I’m grateful every day for the fact that I am not only necessary, but gifted with a uniqueness that adds flavour and insight to others as much as they add flavour and insight to my world. I’m grateful for the different ways that others see things as it helps me to challenge and expand my own perspective.
I’m grateful for the different ways other people say things, as they express things anew or with beauty I hadn’t considered – especially people whose first language is different to mine.
I’m grateful for the different ways that other people are passionate about what they do. That they are passionate about what they do means that their arena is covered and I can be passionate about what I do without limitation.
I’m grateful for the different priorities that people have which mean we create a powerful collective. This is no more significant than it is within a family. If everyone wanted to stay home with the kids, who would provide and create futures? If everyone wanted a career, who would stabilize the home base that nurtures and refuels? It is our ability to appreciate each other’s part that is key.
I am grateful for the different generations that mesh together with their vastly different experiences of the world and their resulting value structures. I’m grateful for all the pieces of the puzzle that they bring that allow us to embrace both where we’ve come from and where we’re going. I’m grateful for those around me who will allow and indulge my questioning as well as question me so that I can examine a bigger picture.
“I know there is strength in the differences between us. I know there is comfort, where we overlap.”– Ani DiFranco
This is the core premise that teams are built on. Any team – our home team, our work team, our human team. Our differences are what give us strength – the key is to appreciate them rather than fear them. Our comfort comes from finding where we overlap in our common practices and beliefs and, more than anything else, our common values and goals.

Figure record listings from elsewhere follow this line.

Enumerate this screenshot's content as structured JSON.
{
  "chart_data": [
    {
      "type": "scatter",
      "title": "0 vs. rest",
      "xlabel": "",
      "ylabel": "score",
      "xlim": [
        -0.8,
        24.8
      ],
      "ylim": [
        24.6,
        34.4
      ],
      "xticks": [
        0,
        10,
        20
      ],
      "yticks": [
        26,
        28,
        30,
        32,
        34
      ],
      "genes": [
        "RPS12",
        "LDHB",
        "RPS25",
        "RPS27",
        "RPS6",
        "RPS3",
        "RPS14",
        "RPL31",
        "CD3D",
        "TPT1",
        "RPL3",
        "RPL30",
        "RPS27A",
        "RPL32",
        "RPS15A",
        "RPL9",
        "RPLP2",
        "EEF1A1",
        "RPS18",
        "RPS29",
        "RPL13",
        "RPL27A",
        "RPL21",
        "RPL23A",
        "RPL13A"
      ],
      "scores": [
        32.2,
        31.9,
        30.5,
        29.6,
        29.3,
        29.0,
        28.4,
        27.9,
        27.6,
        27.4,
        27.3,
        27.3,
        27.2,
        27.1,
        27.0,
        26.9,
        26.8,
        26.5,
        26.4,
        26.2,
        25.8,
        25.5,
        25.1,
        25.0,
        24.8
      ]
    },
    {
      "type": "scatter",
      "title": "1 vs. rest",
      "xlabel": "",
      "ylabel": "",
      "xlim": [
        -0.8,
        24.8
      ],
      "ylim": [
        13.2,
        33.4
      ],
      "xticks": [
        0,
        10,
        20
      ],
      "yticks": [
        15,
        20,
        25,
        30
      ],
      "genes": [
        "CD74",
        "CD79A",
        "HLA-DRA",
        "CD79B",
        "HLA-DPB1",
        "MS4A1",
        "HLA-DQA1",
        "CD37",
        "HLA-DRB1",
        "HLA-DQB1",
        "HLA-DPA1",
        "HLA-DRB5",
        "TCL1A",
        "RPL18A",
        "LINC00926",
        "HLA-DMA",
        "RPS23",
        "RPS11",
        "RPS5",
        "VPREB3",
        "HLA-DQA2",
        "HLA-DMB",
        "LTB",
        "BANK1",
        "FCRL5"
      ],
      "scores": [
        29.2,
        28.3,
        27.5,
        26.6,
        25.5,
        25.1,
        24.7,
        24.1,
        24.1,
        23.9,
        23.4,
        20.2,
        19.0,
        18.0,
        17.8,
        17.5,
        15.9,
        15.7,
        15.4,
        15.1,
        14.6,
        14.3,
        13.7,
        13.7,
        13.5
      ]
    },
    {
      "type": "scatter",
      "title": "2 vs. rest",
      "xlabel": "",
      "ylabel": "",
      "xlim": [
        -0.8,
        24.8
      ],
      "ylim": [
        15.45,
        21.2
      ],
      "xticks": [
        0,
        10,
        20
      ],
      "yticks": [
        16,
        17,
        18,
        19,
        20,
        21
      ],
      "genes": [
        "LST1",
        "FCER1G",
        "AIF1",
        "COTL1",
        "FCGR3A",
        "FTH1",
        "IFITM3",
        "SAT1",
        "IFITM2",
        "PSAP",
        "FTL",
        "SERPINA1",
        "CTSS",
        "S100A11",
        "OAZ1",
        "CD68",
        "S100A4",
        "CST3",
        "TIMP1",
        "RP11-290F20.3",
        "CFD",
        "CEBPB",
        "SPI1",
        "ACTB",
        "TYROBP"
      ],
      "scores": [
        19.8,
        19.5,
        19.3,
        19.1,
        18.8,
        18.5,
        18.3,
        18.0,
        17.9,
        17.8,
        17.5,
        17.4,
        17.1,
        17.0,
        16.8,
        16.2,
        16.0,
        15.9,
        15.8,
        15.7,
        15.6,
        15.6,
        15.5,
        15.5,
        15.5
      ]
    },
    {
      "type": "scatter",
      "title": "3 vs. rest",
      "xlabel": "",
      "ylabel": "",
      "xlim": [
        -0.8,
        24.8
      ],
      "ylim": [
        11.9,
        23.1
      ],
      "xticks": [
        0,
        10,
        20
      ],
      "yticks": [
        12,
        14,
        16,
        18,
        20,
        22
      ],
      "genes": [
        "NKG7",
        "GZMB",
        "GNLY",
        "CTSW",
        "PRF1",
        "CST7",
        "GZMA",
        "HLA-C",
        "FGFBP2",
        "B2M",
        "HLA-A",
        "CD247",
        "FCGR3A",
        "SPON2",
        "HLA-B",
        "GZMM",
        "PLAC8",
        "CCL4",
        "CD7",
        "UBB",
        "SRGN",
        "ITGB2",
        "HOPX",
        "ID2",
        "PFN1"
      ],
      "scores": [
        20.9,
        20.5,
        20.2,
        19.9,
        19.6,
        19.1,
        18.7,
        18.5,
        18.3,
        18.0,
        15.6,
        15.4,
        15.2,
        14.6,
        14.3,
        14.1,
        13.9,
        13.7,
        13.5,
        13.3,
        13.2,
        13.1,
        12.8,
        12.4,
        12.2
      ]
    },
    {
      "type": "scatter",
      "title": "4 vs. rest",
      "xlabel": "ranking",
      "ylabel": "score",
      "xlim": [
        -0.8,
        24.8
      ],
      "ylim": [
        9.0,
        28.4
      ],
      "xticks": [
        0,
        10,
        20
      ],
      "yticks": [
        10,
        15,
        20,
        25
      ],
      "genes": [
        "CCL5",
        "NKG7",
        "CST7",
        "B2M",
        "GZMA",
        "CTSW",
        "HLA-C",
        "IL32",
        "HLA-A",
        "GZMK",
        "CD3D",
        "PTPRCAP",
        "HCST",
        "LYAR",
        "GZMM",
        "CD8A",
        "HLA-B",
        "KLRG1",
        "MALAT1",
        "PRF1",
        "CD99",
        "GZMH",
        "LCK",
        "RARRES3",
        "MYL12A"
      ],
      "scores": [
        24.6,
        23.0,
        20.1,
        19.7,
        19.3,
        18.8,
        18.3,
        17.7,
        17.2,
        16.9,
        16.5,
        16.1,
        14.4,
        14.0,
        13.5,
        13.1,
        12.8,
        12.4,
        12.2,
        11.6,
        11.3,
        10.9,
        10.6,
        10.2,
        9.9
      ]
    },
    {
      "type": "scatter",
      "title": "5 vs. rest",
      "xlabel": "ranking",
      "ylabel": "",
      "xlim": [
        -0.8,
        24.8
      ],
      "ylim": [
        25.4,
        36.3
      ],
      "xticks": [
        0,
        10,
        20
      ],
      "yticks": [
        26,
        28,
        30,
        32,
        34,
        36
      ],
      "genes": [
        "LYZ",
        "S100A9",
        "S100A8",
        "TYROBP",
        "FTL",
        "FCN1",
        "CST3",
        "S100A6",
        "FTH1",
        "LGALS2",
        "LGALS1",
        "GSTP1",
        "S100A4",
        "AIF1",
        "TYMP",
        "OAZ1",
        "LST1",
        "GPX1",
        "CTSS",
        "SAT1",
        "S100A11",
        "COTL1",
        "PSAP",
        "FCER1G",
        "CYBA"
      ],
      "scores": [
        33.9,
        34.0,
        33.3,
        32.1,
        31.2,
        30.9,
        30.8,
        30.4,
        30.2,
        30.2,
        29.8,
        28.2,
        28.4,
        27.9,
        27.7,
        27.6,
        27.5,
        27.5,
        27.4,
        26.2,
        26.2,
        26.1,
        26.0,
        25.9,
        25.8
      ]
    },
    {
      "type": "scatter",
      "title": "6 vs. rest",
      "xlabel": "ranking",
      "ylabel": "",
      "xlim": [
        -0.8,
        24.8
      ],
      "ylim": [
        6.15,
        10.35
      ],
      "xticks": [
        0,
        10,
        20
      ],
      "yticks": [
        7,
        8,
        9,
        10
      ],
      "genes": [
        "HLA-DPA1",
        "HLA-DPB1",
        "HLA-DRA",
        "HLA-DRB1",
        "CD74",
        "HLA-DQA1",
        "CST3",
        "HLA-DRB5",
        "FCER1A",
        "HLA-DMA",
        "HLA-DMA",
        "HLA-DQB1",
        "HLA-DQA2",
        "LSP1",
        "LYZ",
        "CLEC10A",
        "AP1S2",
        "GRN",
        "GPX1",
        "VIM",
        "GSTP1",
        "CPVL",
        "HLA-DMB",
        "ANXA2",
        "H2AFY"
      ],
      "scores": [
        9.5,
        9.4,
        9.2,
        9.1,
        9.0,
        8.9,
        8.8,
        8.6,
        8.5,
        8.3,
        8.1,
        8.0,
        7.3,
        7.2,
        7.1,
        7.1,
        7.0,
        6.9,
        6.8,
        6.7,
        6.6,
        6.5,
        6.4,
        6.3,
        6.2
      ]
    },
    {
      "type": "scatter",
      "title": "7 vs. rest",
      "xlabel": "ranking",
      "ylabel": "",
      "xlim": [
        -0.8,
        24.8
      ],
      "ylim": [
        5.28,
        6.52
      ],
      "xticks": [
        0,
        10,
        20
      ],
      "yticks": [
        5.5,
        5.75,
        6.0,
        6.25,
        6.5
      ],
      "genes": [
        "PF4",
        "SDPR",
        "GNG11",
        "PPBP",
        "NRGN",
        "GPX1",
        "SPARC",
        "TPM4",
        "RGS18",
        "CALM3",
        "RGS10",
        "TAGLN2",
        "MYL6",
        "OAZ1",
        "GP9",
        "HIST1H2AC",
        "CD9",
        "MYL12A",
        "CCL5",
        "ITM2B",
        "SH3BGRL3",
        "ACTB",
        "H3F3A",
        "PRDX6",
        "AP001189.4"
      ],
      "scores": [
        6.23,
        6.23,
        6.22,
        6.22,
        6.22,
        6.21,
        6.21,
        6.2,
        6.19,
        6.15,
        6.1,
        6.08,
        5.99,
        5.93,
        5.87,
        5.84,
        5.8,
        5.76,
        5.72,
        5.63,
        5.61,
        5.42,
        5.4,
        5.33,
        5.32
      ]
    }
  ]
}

Our ability to pull together as a team comes from our agreement on these two aspects of that togetherness – the common values and beliefs that govern who we will be to each other as we journey together, and what our common goal is – the destination we’d like to arrive at together. Once these common denominators are decided on, we may go back to taking full advantage of our diversity and the different ways of thinking that make us powerful team members; regularly circling back over what connects us.
“Diversity: the art of thinking independently together.”– Malcolm Forbes
When was the last time you unpacked the diversity of your team – at home, at work? When was the last time you asked others how their outlook and opinion differs from yours so that you can see how their strengths may cover your weaknesses?
How can you allow the diversity within your team to feed your strategy and enlighten your way forward? How can you celebrate the various generational viewpoints, discuss their offerings and honour each one – encouraging appreciation and understanding of each? How can you invite the perspective of each person to light the ways you are not able to see as clearly alone? How can you protect each individual’s right to be everything they are made to be, safely and without prejudice? How can you cement and celebrate your team’s common beliefs and goals, at the same time as encouraging their unique contribution towards them?